Assim, nos anos 90, cada uma acabou encontrando seu nicho. A Anbid, nas gestoras de fundos de investimento e posteriormente também na análise de ofertas públicas. Enquanto a Andima partiu para os títulos de renda fixa privados. Mas, com o tempo, veio a visão de que tudo fazia parte de algo maior, o mercado de capitais e o bancário já não tinham fronteiras claras. Então, por que não unir esforços? Até porque 68 instituições já eram associadas simultaneamente às duas entidades.

Além disso, em diversas situações, as discussões eram as mesmas. Não foram poucos os episódios em que elas se cruzaram. Em 2002, por exemplo, as relações azedaram quando a Andima decidiu arrebanhar os associados da concorrente, as gestoras de recursos independentes. Sentindo-se um pouco excluídas da tomada de decisão na Anbid, dominada pelos grandes bancos, elas decidiram se abrigar na "concorrência". Diante das coincidências de temas, as autoridades, como Comissão de Valores Mobiliários e Banco Central, também passaram a pedir uma centralização das demandas.

Porém, apesar de os objetivos estarem coincidindo mais recentemente, entre os agentes do mercado, sempre ficaram claras as diferenças entre as duas associações. Antes com 243 associados, a Andima era encarada como uma entidade mais plural, com associados de diversos portes, e também mais técnica do que a Anbid. Foi dela, por exemplo, que saiu a criação do Sistema Especial de Liquidação e de Custódia, o Selic, e da Cetip, ambiente de negociação de ativos de balcão. Por outro lado, a Anbid, com 141 integrantes, era percebida como uma associação mais política, ligadas aos grandes bancos, que são os maiores gestores de recursos em fundos.
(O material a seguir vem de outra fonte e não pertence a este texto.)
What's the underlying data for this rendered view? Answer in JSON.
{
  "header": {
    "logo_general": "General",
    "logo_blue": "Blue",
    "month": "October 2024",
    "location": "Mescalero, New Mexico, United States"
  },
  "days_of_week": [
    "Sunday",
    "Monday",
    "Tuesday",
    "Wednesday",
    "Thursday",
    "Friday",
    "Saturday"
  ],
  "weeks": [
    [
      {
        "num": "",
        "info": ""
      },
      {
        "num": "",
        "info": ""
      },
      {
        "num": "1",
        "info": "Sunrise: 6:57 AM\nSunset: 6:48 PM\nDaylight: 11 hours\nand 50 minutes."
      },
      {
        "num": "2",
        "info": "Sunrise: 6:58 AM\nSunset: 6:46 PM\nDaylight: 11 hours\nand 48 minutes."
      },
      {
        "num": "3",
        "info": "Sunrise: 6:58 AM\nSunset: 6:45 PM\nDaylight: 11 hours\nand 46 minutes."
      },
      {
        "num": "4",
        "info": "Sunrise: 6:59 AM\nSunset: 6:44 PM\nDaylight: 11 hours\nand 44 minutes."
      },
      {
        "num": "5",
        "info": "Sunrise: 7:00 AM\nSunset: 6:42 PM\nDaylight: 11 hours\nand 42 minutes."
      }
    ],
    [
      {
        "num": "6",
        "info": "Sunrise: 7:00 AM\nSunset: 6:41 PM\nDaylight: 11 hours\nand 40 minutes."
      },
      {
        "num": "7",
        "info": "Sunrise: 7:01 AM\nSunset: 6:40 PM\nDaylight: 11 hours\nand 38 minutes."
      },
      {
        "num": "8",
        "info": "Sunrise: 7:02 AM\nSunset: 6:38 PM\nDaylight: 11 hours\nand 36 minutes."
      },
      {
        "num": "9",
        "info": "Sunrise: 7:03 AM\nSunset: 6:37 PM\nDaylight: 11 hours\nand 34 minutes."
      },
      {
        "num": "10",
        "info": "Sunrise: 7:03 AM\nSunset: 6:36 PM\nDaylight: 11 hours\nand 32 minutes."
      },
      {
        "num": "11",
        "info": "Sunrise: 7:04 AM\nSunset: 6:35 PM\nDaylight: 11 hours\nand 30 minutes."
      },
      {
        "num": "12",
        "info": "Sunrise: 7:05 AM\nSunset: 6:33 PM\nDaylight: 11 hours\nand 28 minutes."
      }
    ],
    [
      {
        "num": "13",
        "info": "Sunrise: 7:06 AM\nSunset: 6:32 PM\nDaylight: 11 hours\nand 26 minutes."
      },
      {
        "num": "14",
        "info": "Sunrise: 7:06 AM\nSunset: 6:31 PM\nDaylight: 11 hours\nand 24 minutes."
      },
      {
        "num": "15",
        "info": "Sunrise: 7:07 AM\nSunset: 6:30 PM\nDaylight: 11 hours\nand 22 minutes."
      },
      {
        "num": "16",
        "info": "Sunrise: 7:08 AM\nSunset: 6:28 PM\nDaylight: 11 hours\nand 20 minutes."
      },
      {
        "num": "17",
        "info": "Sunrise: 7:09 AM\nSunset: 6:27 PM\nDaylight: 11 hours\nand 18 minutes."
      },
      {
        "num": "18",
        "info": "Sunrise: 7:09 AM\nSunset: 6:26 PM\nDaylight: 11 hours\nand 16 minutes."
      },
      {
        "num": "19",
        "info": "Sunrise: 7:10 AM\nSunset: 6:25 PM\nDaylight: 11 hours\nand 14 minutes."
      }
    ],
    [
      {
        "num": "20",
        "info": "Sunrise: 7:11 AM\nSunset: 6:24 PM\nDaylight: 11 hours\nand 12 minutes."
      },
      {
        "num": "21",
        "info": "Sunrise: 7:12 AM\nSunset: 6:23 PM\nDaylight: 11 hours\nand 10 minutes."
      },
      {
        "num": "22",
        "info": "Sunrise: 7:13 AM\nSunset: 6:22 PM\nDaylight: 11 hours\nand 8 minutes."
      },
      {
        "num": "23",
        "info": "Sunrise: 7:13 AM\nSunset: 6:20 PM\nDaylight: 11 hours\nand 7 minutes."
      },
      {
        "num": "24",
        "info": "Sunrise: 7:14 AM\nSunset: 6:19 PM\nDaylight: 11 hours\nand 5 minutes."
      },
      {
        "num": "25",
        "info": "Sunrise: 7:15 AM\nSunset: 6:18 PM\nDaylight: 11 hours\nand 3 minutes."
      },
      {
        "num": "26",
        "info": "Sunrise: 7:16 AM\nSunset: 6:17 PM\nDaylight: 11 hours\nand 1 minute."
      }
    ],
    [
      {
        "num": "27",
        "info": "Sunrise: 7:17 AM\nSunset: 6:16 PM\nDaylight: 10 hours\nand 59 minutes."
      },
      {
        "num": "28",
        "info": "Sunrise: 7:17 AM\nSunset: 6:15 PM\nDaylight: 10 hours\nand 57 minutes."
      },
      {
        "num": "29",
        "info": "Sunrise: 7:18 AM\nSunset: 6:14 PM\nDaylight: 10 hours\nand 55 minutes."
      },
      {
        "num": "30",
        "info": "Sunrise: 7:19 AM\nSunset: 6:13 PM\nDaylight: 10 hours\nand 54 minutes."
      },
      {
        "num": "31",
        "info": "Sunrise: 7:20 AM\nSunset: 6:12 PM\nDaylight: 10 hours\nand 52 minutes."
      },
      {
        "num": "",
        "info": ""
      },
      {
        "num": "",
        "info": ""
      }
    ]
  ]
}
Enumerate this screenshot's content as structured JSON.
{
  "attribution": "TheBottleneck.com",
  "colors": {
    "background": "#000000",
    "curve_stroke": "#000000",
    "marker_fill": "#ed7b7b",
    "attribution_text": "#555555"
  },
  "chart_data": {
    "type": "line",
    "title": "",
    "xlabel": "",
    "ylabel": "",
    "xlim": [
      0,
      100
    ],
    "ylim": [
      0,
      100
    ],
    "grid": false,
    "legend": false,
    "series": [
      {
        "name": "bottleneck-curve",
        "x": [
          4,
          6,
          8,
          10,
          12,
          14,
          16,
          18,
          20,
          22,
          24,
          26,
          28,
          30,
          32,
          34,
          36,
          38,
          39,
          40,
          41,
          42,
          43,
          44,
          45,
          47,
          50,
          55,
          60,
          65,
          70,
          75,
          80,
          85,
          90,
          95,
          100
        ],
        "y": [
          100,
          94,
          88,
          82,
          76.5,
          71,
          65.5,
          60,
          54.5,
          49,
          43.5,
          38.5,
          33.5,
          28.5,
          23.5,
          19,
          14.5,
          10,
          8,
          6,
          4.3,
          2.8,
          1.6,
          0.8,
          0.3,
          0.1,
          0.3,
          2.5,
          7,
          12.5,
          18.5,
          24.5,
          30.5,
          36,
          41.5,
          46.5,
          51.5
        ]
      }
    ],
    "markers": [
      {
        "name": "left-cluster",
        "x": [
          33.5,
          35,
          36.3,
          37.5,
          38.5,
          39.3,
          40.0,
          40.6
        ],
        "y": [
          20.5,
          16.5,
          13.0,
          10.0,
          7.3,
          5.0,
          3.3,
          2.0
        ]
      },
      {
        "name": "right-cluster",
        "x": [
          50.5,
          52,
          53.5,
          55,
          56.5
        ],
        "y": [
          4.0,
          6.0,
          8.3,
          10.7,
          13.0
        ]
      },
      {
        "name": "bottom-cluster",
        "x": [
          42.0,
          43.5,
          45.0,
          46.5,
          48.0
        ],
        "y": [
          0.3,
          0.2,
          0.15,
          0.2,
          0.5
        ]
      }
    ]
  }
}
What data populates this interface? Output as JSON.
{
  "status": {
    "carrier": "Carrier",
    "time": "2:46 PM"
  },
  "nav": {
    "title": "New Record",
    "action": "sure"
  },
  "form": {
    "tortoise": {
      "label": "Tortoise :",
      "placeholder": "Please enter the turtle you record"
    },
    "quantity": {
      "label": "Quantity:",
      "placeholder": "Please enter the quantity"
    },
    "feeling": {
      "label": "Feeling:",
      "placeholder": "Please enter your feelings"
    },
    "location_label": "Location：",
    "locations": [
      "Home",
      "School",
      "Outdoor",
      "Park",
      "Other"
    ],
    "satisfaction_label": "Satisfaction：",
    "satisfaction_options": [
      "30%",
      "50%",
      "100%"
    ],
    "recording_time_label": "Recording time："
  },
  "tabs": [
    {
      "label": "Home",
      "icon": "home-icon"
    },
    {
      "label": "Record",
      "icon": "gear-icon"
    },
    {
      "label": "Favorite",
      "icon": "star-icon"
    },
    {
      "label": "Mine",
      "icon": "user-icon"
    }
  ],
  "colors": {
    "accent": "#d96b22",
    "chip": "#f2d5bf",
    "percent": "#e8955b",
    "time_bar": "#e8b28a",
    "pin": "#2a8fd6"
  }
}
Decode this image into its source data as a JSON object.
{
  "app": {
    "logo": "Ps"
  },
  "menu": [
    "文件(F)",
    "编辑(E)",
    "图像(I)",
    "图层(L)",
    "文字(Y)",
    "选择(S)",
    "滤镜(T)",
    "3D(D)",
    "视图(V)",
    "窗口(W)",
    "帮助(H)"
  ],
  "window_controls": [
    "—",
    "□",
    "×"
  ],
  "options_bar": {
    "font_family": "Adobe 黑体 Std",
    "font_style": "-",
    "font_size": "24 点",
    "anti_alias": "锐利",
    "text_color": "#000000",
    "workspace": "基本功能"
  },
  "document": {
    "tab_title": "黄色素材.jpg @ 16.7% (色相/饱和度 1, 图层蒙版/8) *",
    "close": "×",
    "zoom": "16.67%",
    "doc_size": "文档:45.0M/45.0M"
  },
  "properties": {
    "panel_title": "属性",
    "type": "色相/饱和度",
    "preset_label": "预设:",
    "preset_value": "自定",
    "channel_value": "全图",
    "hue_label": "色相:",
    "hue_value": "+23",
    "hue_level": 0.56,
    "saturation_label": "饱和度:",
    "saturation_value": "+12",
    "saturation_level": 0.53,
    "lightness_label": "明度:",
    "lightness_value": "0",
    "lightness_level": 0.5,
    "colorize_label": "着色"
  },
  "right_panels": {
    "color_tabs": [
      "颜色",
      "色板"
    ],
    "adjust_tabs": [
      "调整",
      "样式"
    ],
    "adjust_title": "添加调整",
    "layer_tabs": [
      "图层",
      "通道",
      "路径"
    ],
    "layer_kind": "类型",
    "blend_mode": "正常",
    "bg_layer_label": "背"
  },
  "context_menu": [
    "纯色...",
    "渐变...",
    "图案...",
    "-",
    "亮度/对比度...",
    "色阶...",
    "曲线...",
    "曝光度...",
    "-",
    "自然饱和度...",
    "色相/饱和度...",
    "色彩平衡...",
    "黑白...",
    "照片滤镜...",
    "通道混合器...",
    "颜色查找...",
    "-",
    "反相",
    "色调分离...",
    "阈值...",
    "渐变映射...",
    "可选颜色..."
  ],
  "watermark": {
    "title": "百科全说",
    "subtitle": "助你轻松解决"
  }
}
Dias depois do anúncio da fusão, algumas dessas diferenças começaram a despontar. Em meio à discussão da composição da nova diretoria, da forma de votação e da remuneração do corpo técnico, um tema inusitado invadiu a pauta: o uso da gravata. Enquanto na Anbid até o office boy era obrigado a usar o adereço, na Andima valia o bom senso da ocasião. Por fim, a obrigatoriedade da gravata caiu.

Diferenças à parte, porém, ninguém fala em reverter a fusão. O Valor conversou com cerca de dez associados, diretores e funcionários da Anbima. Nenhum deles reclama de perda de foco da entidade ou de deficiência na sua atuação. "Está claro que o caminho é esse. Era preciso se criar uma única associação, que fosse mais forte", diz um associado da Anbima que pertencia à Andima.

Por enquanto, integrantes da Anbid e da Andima disputam um espaço político, mas dão pistas de que buscam o entendimento para a formação de uma chapa única nas eleições de agosto. De início, previa-se que a nova diretoria teria 18 integrantes. Para acomodar mais gente, no dia 22 de junho, durante assembleia geral, decidiram ampliar o quadro para 23 pessoas. "Fusões nunca são processos simples, mas o importante é que estamos determinados a superar as diferenças", diz Giufrida.